The complete lists of the values supported by astroquery.jplhorizons can be found here. Play with it and be creative! For example, can you plot the change of RA/DEC rate over time? And what about the change of predicted V magnitude?

Now let's come back to our main journey. How fast does the asteroid need to be in order to show up as a streak? Let's take anything longer than 5 full-width-half-maximum (FWHM) as a streak. We know the exposure time of ZTF is 30 seconds, and the typical FWHM is 2''. Therefore, the minimum rate of motion is not too difficult to calculate:

In [13]:

min_rate = 2*5/30

print('minimum rate of motion for a streak: {:.2f} arcsec/sec.'.format(min_rate))

minimum rate of motion for a streak: 0.33 arcsec/sec.

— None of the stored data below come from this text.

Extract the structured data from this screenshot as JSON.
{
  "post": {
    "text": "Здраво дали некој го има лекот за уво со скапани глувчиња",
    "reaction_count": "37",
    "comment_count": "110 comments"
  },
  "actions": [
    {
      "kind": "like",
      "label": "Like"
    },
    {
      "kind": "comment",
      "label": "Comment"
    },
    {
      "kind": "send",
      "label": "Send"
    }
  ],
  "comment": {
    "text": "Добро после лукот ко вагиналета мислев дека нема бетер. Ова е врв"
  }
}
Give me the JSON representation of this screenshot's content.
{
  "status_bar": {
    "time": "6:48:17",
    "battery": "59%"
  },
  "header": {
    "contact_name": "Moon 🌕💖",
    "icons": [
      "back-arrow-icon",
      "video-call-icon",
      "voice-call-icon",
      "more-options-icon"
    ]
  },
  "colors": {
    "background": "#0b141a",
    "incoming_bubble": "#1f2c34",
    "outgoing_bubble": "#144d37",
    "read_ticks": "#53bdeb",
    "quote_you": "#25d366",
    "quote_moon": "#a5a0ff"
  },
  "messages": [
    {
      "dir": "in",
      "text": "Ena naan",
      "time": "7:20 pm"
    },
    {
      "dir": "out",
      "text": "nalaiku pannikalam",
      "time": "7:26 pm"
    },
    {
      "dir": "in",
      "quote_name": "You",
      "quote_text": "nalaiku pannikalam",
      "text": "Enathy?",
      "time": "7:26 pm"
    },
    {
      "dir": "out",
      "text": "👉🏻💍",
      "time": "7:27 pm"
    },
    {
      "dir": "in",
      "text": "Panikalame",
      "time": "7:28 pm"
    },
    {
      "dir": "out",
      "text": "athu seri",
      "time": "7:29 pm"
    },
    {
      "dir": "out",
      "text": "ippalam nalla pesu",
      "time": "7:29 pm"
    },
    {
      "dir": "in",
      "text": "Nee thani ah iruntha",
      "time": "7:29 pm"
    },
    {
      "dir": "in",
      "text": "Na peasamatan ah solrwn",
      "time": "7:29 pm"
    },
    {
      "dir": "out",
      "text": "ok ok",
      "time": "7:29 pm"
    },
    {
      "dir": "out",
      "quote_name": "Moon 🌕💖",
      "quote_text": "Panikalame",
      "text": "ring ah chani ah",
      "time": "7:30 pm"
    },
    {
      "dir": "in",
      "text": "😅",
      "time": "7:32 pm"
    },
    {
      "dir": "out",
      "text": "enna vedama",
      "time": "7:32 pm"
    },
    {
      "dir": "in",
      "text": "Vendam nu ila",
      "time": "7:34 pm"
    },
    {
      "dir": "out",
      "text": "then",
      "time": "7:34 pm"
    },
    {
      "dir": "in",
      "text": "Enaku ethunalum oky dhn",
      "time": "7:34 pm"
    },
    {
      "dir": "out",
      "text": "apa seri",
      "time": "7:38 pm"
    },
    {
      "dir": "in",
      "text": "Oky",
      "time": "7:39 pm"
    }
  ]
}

If the object will be a fast-mover at some point within the time window being queried, we will use IPAC's Moving Object Search Tool (MOST) to get a list of the images that the object is a fast-mover on them.

In [14]:

if max(rate) > min_rate:
    params = {'catalog': 'ztf', 'input_type': 'name_input', 'obj_name': '{}'.format(obj_name), \
              'obs_begin': '{}-{}-{}'.format(start_date[0:4], start_date[4:6], start_date[6:8]), \
              'obs_end': '{}-{}-{}'.format(end_date[0:4], end_date[4:6], end_date[6:8]), \
              'output_mode': 'Brief'}
    irsa_return = requests.get('https://irsa.ipac.caltech.edu/cgi-bin/MOST/nph-most', params=params)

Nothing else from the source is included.